Yesterday, I was cleaning up my visor. Yes, the visor that swings down every time you have to drive toward the sun. Bank envelopes, a little tiny calendar, forgotten receipts that were, for some reason important enough to stash. Wait. There's a little index card with a drawing from my little sweetie-pop. This drawing impacted me yesterday.
This post can seem a bit narcissistic, I guess. We are told that it is best to have someone else praise you, not yourself. Honestly, that has always been my struggle with resume's. Here's a piece of paper with all my accomplishments...The Bible warns of pride throughout. So, sorry if this seems like a "brag blog."

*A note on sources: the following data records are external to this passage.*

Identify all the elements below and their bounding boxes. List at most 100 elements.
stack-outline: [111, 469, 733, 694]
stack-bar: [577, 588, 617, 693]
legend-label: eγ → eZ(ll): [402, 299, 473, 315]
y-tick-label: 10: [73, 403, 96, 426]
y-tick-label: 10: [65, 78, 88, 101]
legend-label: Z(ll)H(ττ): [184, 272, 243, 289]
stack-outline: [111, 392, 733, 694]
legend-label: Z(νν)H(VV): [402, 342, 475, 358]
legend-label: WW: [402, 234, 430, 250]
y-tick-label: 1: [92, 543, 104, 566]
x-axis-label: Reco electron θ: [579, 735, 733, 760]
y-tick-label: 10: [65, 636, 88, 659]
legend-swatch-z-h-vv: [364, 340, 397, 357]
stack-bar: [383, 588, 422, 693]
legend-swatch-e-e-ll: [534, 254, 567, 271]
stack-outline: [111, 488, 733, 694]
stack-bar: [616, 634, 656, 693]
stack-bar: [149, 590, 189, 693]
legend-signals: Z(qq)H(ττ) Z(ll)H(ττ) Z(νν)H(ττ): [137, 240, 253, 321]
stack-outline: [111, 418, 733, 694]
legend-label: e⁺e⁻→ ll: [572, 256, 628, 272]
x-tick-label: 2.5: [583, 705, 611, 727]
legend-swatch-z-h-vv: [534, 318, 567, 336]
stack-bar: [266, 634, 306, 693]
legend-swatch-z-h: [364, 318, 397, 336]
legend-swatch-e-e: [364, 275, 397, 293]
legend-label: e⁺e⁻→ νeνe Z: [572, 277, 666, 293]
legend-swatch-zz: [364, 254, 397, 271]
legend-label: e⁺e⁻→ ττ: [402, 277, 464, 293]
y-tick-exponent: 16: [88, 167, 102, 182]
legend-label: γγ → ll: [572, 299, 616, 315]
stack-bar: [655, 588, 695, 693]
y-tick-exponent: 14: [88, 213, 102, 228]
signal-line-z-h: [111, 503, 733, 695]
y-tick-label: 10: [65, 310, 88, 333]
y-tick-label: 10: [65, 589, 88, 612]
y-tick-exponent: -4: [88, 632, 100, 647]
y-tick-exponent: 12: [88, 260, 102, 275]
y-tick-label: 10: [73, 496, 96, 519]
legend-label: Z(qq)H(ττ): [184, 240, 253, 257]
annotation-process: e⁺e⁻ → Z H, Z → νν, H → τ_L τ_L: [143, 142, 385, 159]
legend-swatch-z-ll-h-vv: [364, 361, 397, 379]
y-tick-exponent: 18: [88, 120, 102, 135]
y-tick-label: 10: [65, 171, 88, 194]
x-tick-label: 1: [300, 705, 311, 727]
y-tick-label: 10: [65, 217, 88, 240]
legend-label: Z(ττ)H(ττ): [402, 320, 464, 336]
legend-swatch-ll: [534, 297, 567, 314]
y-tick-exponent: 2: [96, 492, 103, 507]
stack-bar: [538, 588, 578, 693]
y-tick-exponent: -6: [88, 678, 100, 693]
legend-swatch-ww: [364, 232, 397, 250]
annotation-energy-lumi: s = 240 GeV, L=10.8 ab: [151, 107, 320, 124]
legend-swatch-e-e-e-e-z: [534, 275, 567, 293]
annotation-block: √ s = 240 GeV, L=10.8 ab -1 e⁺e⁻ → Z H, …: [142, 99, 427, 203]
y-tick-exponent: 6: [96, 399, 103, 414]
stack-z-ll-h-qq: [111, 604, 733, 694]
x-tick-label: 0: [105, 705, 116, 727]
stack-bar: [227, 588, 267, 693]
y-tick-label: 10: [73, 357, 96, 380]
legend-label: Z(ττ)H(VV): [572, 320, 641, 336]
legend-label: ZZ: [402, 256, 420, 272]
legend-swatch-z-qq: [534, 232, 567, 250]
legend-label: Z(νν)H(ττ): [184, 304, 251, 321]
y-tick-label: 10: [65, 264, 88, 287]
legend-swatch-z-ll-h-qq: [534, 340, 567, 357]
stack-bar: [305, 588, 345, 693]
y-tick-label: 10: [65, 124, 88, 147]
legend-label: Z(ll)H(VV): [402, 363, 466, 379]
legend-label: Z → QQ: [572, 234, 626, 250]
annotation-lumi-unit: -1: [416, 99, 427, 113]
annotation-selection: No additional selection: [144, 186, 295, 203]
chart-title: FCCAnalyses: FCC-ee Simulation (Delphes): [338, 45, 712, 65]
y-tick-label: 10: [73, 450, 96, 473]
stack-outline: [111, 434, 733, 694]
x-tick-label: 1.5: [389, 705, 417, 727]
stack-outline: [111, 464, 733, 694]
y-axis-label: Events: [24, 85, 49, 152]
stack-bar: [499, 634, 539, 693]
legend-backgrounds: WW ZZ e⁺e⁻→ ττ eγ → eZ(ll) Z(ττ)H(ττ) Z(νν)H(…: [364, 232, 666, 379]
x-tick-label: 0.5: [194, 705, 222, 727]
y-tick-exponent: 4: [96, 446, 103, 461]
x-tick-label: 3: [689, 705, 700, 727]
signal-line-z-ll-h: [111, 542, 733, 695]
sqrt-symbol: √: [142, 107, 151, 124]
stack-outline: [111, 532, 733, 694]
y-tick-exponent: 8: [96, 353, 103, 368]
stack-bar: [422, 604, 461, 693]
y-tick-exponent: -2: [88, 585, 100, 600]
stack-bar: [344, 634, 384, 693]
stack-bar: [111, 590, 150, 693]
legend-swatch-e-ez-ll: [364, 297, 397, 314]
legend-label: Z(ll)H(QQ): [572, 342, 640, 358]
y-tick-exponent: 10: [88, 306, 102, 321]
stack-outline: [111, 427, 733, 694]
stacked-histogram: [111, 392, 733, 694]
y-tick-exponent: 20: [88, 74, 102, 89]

But, my main intention here is to point out the process of what happened (and what I learned) when I paused to re-look at this drawing from my daughter.
We have so many little drawings from our little ones. Many go in the trash or get stashed like this one did. When presented, there is a "Thank you, sweetie," and a silent, "Now, what was I doing?" Honestly, the moment is sweet, but not often savored. Why do we take those life-snacks so lightly?
This time (months after the card was presented) it hit me. What grabbed me were the turtles. I realized that this "I Love You" note is a bit more than I originally perceived it to be. It is an award. You see, I have occasionally been drawn to stop the car (when safety allows) and escort little miss turtle to a safe zone, away from the threat of being... well, a road waffle.
This beautiful sketch rescued me. You see, this week, I have been in focused prayer. I have been scrapping with the old me about missed opportunities, blown deals, and unfulfilled potential. I have been staggering a bit in my attention and my focus due to the sticky glue of regretful memories. Honestly, when the Father showed me this "prize," this "award," He lifted me up. He carried me to a new spot and pointed me in a safe direction.
How committed to dad-ness are you? How much of you is "present" when you are present? I'm certainly no authority, who can tell dads how to be good dads. However, this time, I was reminded that children (and turtles) can give us some good hints.
Do you break for turtles? What have you learned from your child's drawings?